Where I looked for inspiration

My previous 13 years have been either scrum-centric or XP-centric (i.e. iteration management).

My initial temptation was to simply re-introduce scrum and I was having a think about which bits to introduce, how to make work visible to the team and other stakeholders etc.

I was trying to think of ways to avoid the resistance to change I've experienced in the past with scrum. I was also reflecting on my experiences of scrum and realising that it often didn't fix the "too much going on" issue.

Feeling a little ignorant, I started looking around for wisdom and inspiration:
  • I asked the team what they thought
  • We have a great UX team, I chatted with them
  • We have some cool project walls around, so I asked other PMs
  • I phoned a friend

Trigger point

I had heard about Kanban a few times, but never had a chance to read much about it.

In August, I went along to the Agile Sydney meetup, where Jason Yip gave a very informative presentation about Kanban.

I immediately liked it, in particular because:
  • It's minimalistic and non-prescriptive
  • It's simple and easy to introduce
  • It seems to directly address the "too much work" issue
  • It appears to be compatible with the other practices in our team
  • I liked the WIP/done concept for our wall

Over the next couple of days as I started to spout on about it, our lead developer mentioned he'd proposed Kanban in the past and is also keen.

He gave me a paper copy of "Kanban and Scrum - making the most of both" (which is also available free online. I read it overnight and was keen, so we decided to give it a go.

Before we started

Duration, funding and reputation

The current project team and application have been running for around a year.

It is seen as successful within the organisation and has exceeded its business targets, which are largely around the ability to avoid further increases in call centre volumes whilst providing self-service for customers who prefer to work online.

Funding and delivery have been in in 3 to 4 month blocks.  We generally release every few weeks with something significant.

Stakeholders

We do our own testing with end users and our internal stakeholders are distributed around the country.

There is no one person who has authority to make business decisions, particularly when it comes to cross-divisional sales or pricing impacts.
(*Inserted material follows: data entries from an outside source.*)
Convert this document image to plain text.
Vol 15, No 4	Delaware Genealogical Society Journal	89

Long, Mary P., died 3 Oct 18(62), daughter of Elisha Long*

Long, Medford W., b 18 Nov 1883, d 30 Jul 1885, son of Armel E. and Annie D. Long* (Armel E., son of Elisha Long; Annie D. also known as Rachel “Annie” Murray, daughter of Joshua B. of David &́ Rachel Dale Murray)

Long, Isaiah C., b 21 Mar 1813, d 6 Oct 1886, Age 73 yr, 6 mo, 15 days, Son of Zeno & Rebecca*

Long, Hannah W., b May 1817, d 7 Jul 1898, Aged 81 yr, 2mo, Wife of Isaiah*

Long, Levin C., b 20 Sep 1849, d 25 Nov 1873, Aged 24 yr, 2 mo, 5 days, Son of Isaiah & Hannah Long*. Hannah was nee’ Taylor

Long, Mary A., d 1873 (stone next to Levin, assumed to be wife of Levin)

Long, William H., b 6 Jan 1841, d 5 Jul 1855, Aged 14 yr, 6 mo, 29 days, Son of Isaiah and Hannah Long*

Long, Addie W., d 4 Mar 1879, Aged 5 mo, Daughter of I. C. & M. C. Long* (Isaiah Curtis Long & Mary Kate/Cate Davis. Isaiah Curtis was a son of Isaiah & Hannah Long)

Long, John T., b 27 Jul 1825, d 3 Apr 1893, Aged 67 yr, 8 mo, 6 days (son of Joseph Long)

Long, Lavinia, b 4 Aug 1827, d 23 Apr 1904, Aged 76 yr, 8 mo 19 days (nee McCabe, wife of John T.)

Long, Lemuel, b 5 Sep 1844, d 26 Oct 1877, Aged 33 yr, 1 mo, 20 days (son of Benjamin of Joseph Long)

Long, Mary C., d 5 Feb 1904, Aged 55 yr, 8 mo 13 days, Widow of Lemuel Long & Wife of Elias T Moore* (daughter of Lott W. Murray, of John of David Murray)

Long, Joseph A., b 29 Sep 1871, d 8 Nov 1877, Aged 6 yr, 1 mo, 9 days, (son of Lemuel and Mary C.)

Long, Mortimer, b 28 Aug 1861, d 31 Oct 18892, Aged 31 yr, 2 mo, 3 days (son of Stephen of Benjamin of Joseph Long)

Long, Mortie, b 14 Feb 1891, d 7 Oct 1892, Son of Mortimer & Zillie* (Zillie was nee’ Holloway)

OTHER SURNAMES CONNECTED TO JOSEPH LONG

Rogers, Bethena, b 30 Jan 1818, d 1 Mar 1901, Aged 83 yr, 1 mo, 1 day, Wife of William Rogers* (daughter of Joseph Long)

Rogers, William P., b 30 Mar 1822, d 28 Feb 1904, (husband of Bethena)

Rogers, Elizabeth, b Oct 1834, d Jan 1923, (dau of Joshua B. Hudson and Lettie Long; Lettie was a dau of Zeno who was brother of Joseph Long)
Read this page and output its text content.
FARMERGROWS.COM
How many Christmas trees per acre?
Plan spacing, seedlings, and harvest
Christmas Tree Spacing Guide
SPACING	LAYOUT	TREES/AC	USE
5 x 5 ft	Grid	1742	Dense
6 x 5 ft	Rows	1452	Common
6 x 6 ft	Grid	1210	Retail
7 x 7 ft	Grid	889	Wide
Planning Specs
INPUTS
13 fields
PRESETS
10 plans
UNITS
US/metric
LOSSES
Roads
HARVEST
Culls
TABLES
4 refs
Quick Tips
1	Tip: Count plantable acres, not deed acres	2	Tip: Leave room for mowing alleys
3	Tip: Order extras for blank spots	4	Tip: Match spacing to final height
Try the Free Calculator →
Despite this, we generally don't struggle with roadblocks too much.

Our primary business sponsor is the COO of our division and sits next to us.

Processes and team

From a software engineering point of view the team is mature, with continuous integration, automated unit tests with reasonable coverage, some automated functional tests for acceptance / releases and so on.

The team is very cohesive and positive, with a couple of people swapping between roles quite often (e.g. swap to manage testing after doing requirements or design). To date the developers have been lead by a development lead, who assigns work and makes technical design decisions within the core web space.

We have traditional round-robin daily stand-ups for intra-team communication and to identify roadblocks.

While some previous releases have worked to a scrum-like hearbeat, this has not been the case for a few months.

How work is managed

In short, project work is structured and all other work is ad-hoc.

Work comes into the team in a variety of ways. Some work is dictated by funding scope (e.g. new features promised as deliverables).

Other work is related to running the platform and tends to come in via phone calls and emails to various team members.

Finally there is a long wish list in Jira that holds anything anyone has ever suggested we look at, in terms of ongoing improvements, problems, ideas and so on.